GCSEs and A Levels: 6 Tips and Tricks to Study Efficiently
So, exam season. I bet we can all think of a few things we would rather do than GCSE or A-Levels exam prep. Revising for any subject can be frustrating, as well as boring. Even if you’ve been preparing all year or just now scrambling for notes at the last minute, it’s always challenging to figure out the methods that help you retain the most information. Luckily for young achievers, there are a few things you can do when studying that will help you achieve the highest success in your upcoming exams.
Firstly, let’s talk about the difference between GCSEs and AS/A Levels. GCSEs are the exams typically taken at 15/16 years old in secondary school. A Levels are the higher form of education taken after GCSEs, at either a 6th form or college by those 17 and above. Achieving good grades in their A Levels will help students widen their university prospects. So, let’s get started.
When starting any exam prep, creating a task list is always a good step in the right direction. Begin with categories, Biology, Chemistry, Physics, English, etc. and generate a list of sub-categories you need to cover within those subjects. This will ensure you cover all the topics you need to, so you don’t miss anything. Then once you’ve revised that topic, you can tick it off.

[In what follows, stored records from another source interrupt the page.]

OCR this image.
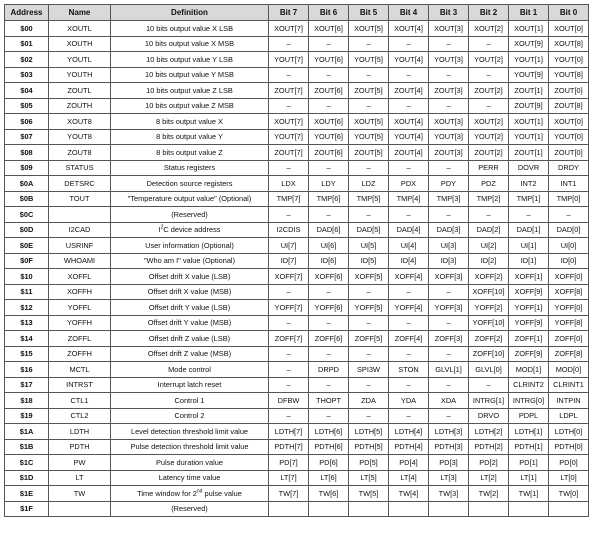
Address	Name	Definition	Bit 7	Bit 6	Bit 5	Bit 4	Bit 3	Bit 2	Bit 1	Bit 0
$00	XOUTL	10 bits output value X LSB	XOUT[7]	XOUT[6]	XOUT[5]	XOUT[4]	XOUT[3]	XOUT[2]	XOUT[1]	XOUT[0]
$01	XOUTH	10 bits output value X MSB	–	–	–	–	–	–	XOUT[9]	XOUT[8]
$02	YOUTL	10 bits output value Y LSB	YOUT[7]	YOUT[6]	YOUT[5]	YOUT[4]	YOUT[3]	YOUT[2]	YOUT[1]	YOUT[0]
$03	YOUTH	10 bits output value Y MSB	–	–	–	–	–	–	YOUT[9]	YOUT[8]
$04	ZOUTL	10 bits output value Z LSB	ZOUT[7]	ZOUT[6]	ZOUT[5]	ZOUT[4]	ZOUT[3]	ZOUT[2]	ZOUT[1]	ZOUT[0]
$05	ZOUTH	10 bits output value Z MSB	–	–	–	–	–	–	ZOUT[9]	ZOUT[8]
$06	XOUT8	8 bits output value X	XOUT[7]	XOUT[6]	XOUT[5]	XOUT[4]	XOUT[3]	XOUT[2]	XOUT[1]	XOUT[0]
$07	YOUT8	8 bits output value Y	YOUT[7]	YOUT[6]	YOUT[5]	YOUT[4]	YOUT[3]	YOUT[2]	YOUT[1]	YOUT[0]
$08	ZOUT8	8 bits output value Z	ZOUT[7]	ZOUT[6]	ZOUT[5]	ZOUT[4]	ZOUT[3]	ZOUT[2]	ZOUT[1]	ZOUT[0]
$09	STATUS	Status registers	–	–	–	–	–	PERR	DOVR	DRDY
$0A	DETSRC	Detection source registers	LDX	LDY	LDZ	PDX	PDY	PDZ	INT2	INT1
$0B	TOUT	"Temperature output value" (Optional)	TMP[7]	TMP[6]	TMP[5]	TMP[4]	TMP[3]	TMP[2]	TMP[1]	TMP[0]
$0C		(Reserved)	–	–	–	–	–	–	–	–
$0D	I2CAD	$I^2C$ device address	I2CDIS	DAD[6]	DAD[5]	DAD[4]	DAD[3]	DAD[2]	DAD[1]	DAD[0]
$0E	USRINF	User information (Optional)	UI[7]	UI[6]	UI[5]	UI[4]	UI[3]	UI[2]	UI[1]	UI[0]
$0F	WHOAMI	"Who am I" value (Optional)	ID[7]	ID[6]	ID[5]	ID[4]	ID[3]	ID[2]	ID[1]	ID[0]
$10	XOFFL	Offset drift X value (LSB)	XOFF[7]	XOFF[6]	XOFF[5]	XOFF[4]	XOFF[3]	XOFF[2]	XOFF[1]	XOFF[0]
$11	XOFFH	Offset drift X value (MSB)	–	–	–	–	–	XOFF[10]	XOFF[9]	XOFF[8]
$12	YOFFL	Offset drift Y value (LSB)	YOFF[7]	YOFF[6]	YOFF[5]	YOFF[4]	YOFF[3]	YOFF[2]	YOFF[1]	YOFF[0]
$13	YOFFH	Offset drift Y value (MSB)	–	–	–	–	–	YOFF[10]	YOFF[9]	YOFF[8]
$14	ZOFFL	Offset drift Z value (LSB)	ZOFF[7]	ZOFF[6]	ZOFF[5]	ZOFF[4]	ZOFF[3]	ZOFF[2]	ZOFF[1]	ZOFF[0]
$15	ZOFFH	Offset drift Z value (MSB)	–	–	–	–	–	ZOFF[10]	ZOFF[9]	ZOFF[8]
$16	MCTL	Mode control	–	DRPD	SPI3W	STON	GLVL[1]	GLVL[0]	MOD[1]	MOD[0]
$17	INTRST	Interrupt latch reset	–	–	–	–	–	–	CLRINT2	CLRINT1
$18	CTL1	Control 1	DFBW	THOPT	ZDA	YDA	XDA	INTRG[1]	INTRG[0]	INTPIN
$19	CTL2	Control 2	–	–	–	–	–	DRVO	PDPL	LDPL
$1A	LDTH	Level detection threshold limit value	LDTH[7]	LDTH[6]	LDTH[5]	LDTH[4]	LDTH[3]	LDTH[2]	LDTH[1]	LDTH[0]
$1B	PDTH	Pulse detection threshold limit value	PDTH[7]	PDTH[6]	PDTH[5]	PDTH[4]	PDTH[3]	PDTH[2]	PDTH[1]	PDTH[0]
$1C	PW	Pulse duration value	PD[7]	PD[6]	PD[5]	PD[4]	PD[3]	PD[2]	PD[1]	PD[0]
$1D	LT	Latency time value	LT[7]	LT[6]	LT[5]	LT[4]	LT[3]	LT[2]	LT[1]	LT[0]
$1E	TW	Time window for 2nd pulse value	TW[7]	TW[6]	TW[5]	TW[4]	TW[3]	TW[2]	TW[1]	TW[0]
$1F		(Reserved)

Frequent Self-Testing & Disciplined Learning
If you’re looking for a way to check your revision progress, I recommend frequent self-testing. Asking for a previous mock test from your teachers is a brilliant way to determine your strengths and weaknesses, so you can ensure you have equal knowledge in those subjects. Practicing on previous mock exams also prepares you for the style of questions that will appear on the test. Our Neon Technology-Based Platform is an excellent system to help track the strengths and weaknesses in a subject, going through the chapters and topic levels and suggesting revision topics based on data.

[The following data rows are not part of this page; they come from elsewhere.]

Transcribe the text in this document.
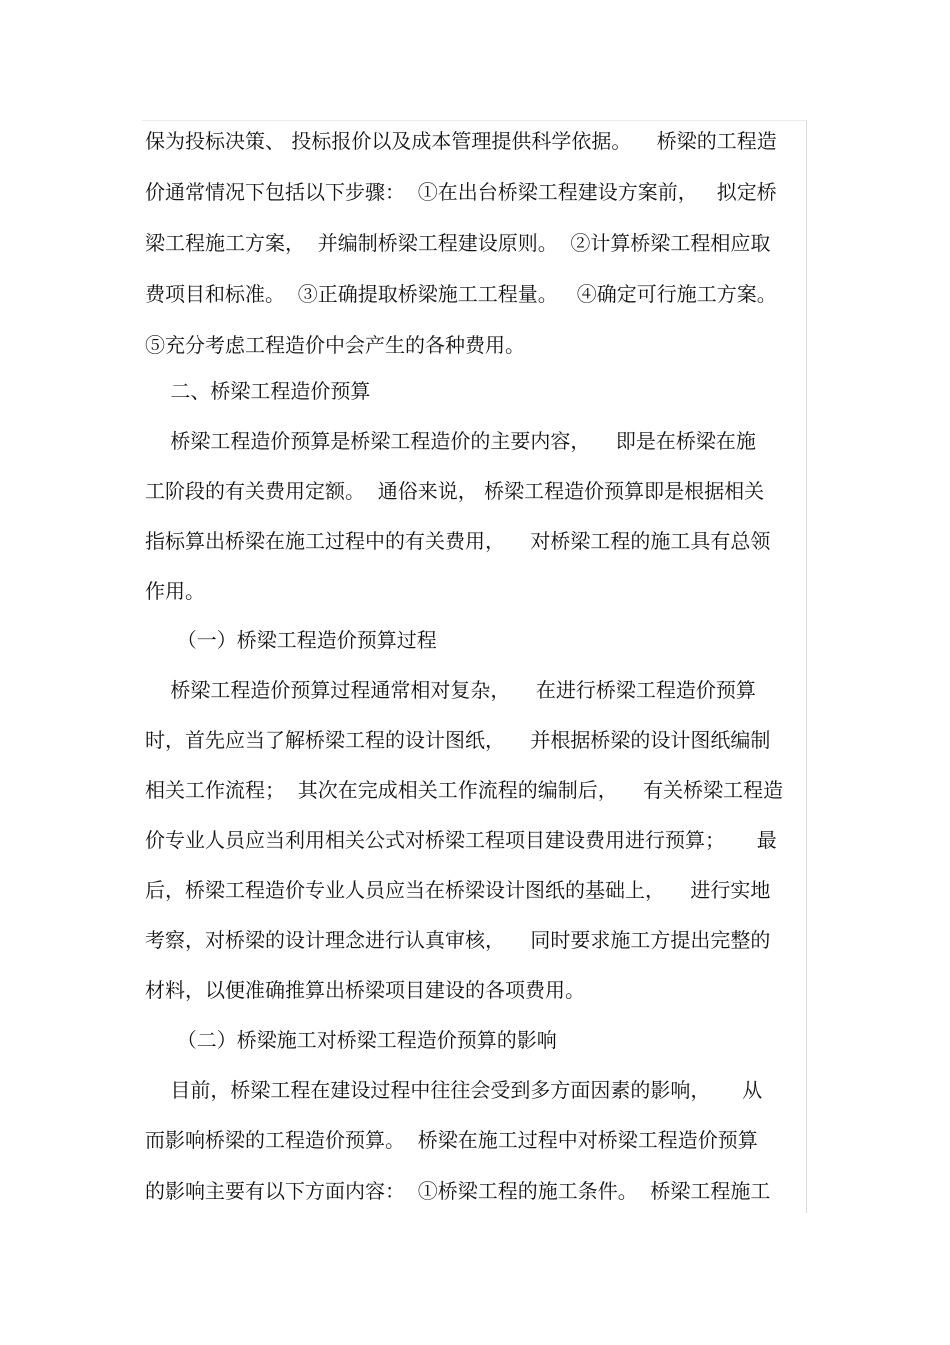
保为投标决策、 投标报价以及成本管理提供科学依据。    桥梁的工程造
价通常情况下包括以下步骤：  ①在出台桥梁工程建设方案前，   拟定桥
梁工程施工方案，  并编制桥梁工程建设原则。  ②计算桥梁工程相应取
费项目和标准。  ③正确提取桥梁施工工程量。   ④确定可行施工方案。
⑤充分考虑工程造价中会产生的各种费用。
二、桥梁工程造价预算
桥梁工程造价预算是桥梁工程造价的主要内容，    即是在桥梁在施
工阶段的有关费用定额。  通俗来说， 桥梁工程造价预算即是根据相关
指标算出桥梁在施工过程中的有关费用，    对桥梁工程的施工具有总领
作用。
（一）桥梁工程造价预算过程
桥梁工程造价预算过程通常相对复杂，    在进行桥梁工程造价预算
时，首先应当了解桥梁工程的设计图纸，    并根据桥梁的设计图纸编制
相关工作流程；  其次在完成相关工作流程的编制后，    有关桥梁工程造
价专业人员应当利用相关公式对桥梁工程项目建设费用进行预算；     最
后，桥梁工程造价专业人员应当在桥梁设计图纸的基础上，    进行实地
考察，对桥梁的设计理念进行认真审核，    同时要求施工方提出完整的
材料，以便准确推算出桥梁项目建设的各项费用。
（二）桥梁施工对桥梁工程造价预算的影响
目前，桥梁工程在建设过程中往往会受到多方面因素的影响，     从
而影响桥梁的工程造价预算。  桥梁在施工过程中对桥梁工程造价预算
的影响主要有以下方面内容：  ①桥梁工程的施工条件。  桥梁工程施工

Another revision strategy would be using and understanding the techniques of Brain-Based Learning. This approach essentially surrounds the latest scientific research about how the brain learns. A great example of brain-based learning would be The Pomodoro Method. Studying for 25 minutes and resting for 5 minutes has been scientifically proven as a successful process of absorbing information. Take a look at this video as a guide for The Pomodoro Method; it has a set timer indicating when you study and when you should rest.
Check out this video if you’re interested in learning more about Brain-Based Learning!
Separating your relaxing space from your revision space is another vital aspect of revising. When sitting at the table, you’re in work mode, and then when you’re in bed, you can relax. Keeping that separation is essential, so you train your brain to recognise when it’s time to study and when it’s time to sleep (it also helps keep the study snack crumbs out of your covers).
5. Study Groups
Work better with group motivation? Suggest a study group to your friends or teachers. Pick one night a week, or maybe even two, and get together to focus on one subject. If you work better under teacher-guided supervision, it might be fun to bring snacks to share to keep the group going. If you prefer working at home with friends, try to avoid distractions like your phone or the TV. With Neon-Edu, you can join our online community, making friends worldwide through our social networking platform. Direct messaging and creating private study groups are only a few features we provide! Check out our Homepage for more information.
Asking for Help
Lastly, ask your teachers if you have any struggles with exam prep. Or even ask your parents if you’d like to hire a tutor. They are there to help and have access to countless resources and Online Education Platforms created to assist students in their studies. If you’re interested in Private Tutoring, we at Neon-Edu provide Online Tutoring Services for various subjects; check out our Year 7 to GCSE and AS/A level Subscription Plan for what we have to offer
All in all, the best piece of advice about exams is to start early. Months early, not days or weeks. It’s easier to retain information when you have more time to do it than attempting to cram five subjects in the 48 hrs. before. Furthermore, it means you have time to consistently and continuously review and plan, guaranteeing the highest chance of success. We at Neon-Edu hope these tricks and tips help, and we wish you good luck in all your exams!